On Wednesday, July 29, 2020 at 7:16:38 PM UTC-4, Lasse Langwadt Christensen wrote:
onsdag den 29. juli 2020 kl. 20.20.02 UTC+2 skrev Ricketty C:
On Wednesday, July 29, 2020 at 1:43:08 PM UTC-4, Gerhard Hoffmann wrote:
Intel never succumbed to this featurism. They removed the
real drawback, and that was the small memory space and
concentrated on computation power.
Oh-so-wonderful-and-so-much-better Intel roadkills:
68K
Fairchild Clipper
MicroVAX
DEC Alpha
NS 16032 / 32032
Western 32k (?)
z8000/ z80000 (made AMD leave & then crawl back)
HP Snakes
sparc
MIPS ( I liked that one, maybe still Zombie state)
TI99K
Transputer (I had quite a T800 cluster then)
Intel 432 (wonderful machine, just too slow to implement
with the cache technology of the day)
Intel 860 (really HP\'s idea when the snakes ran out of steam)

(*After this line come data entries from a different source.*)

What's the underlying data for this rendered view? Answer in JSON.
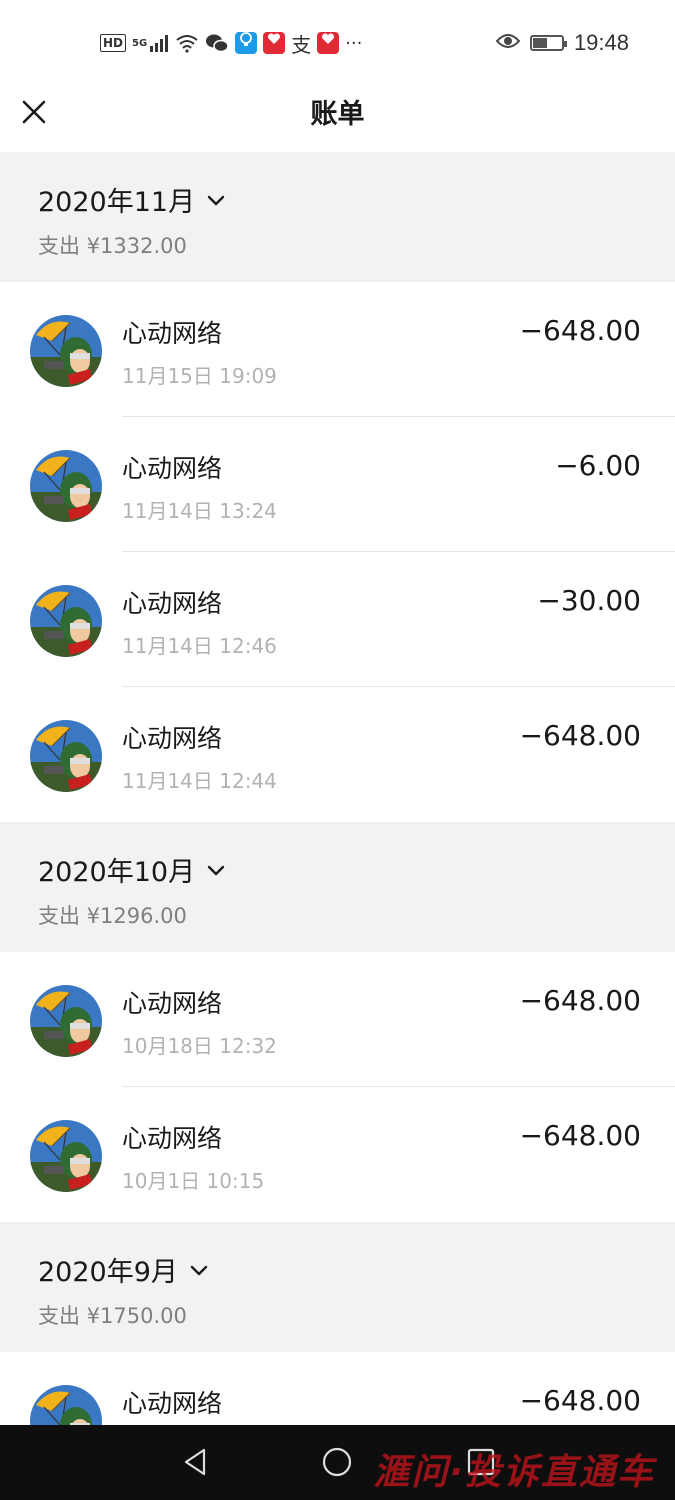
{
  "status_bar": {
    "hd": "HD",
    "signal": "5G",
    "app_icon_1": "hongbao-app-icon",
    "app_icon_2": "hongbao-app-icon",
    "zhi": "支",
    "more": "···",
    "time": "19:48",
    "battery_level": 0.5
  },
  "header": {
    "title": "账单"
  },
  "months": [
    {
      "title": "2020年11月",
      "summary": "支出 ¥1332.00",
      "items": [
        {
          "merchant": "心动网络",
          "time": "11月15日 19:09",
          "amount": "−648.00"
        },
        {
          "merchant": "心动网络",
          "time": "11月14日 13:24",
          "amount": "−6.00"
        },
        {
          "merchant": "心动网络",
          "time": "11月14日 12:46",
          "amount": "−30.00"
        },
        {
          "merchant": "心动网络",
          "time": "11月14日 12:44",
          "amount": "−648.00"
        }
      ]
    },
    {
      "title": "2020年10月",
      "summary": "支出 ¥1296.00",
      "items": [
        {
          "merchant": "心动网络",
          "time": "10月18日 12:32",
          "amount": "−648.00"
        },
        {
          "merchant": "心动网络",
          "time": "10月1日 10:15",
          "amount": "−648.00"
        }
      ]
    },
    {
      "title": "2020年9月",
      "summary": "支出 ¥1750.00",
      "items": [
        {
          "merchant": "心动网络",
          "time": "",
          "amount": "−648.00"
        }
      ]
    }
  ],
  "watermark": "滙问·投诉直通车",
  "colors": {
    "month_bg": "#f2f2f2",
    "secondary_text": "#7f7f7f",
    "time_text": "#b2b2b2",
    "nav_bar": "#0e0e0e",
    "watermark": "#c8141c"
  }
}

It seems, Intel\'s X86 decisions were better than average.
I don\'t see ARM on that list... I\'m just sayin\'...
they were targeting a different market
https://youtu.be/_6sh097Dk5k?t=1500
watch the whole thing, it is a quite interesting insight into the whole ARM thing
You mean the market that is growing rather than shrinking and that Intel isn\'t doing so well competing in? It\'s not that Intel isn\'t in the same market, it\'s that they still have not yet found their footing in it.
Intel isn\'t going to find their footing when they long ago gave up on
those ARM markets and stopped trying.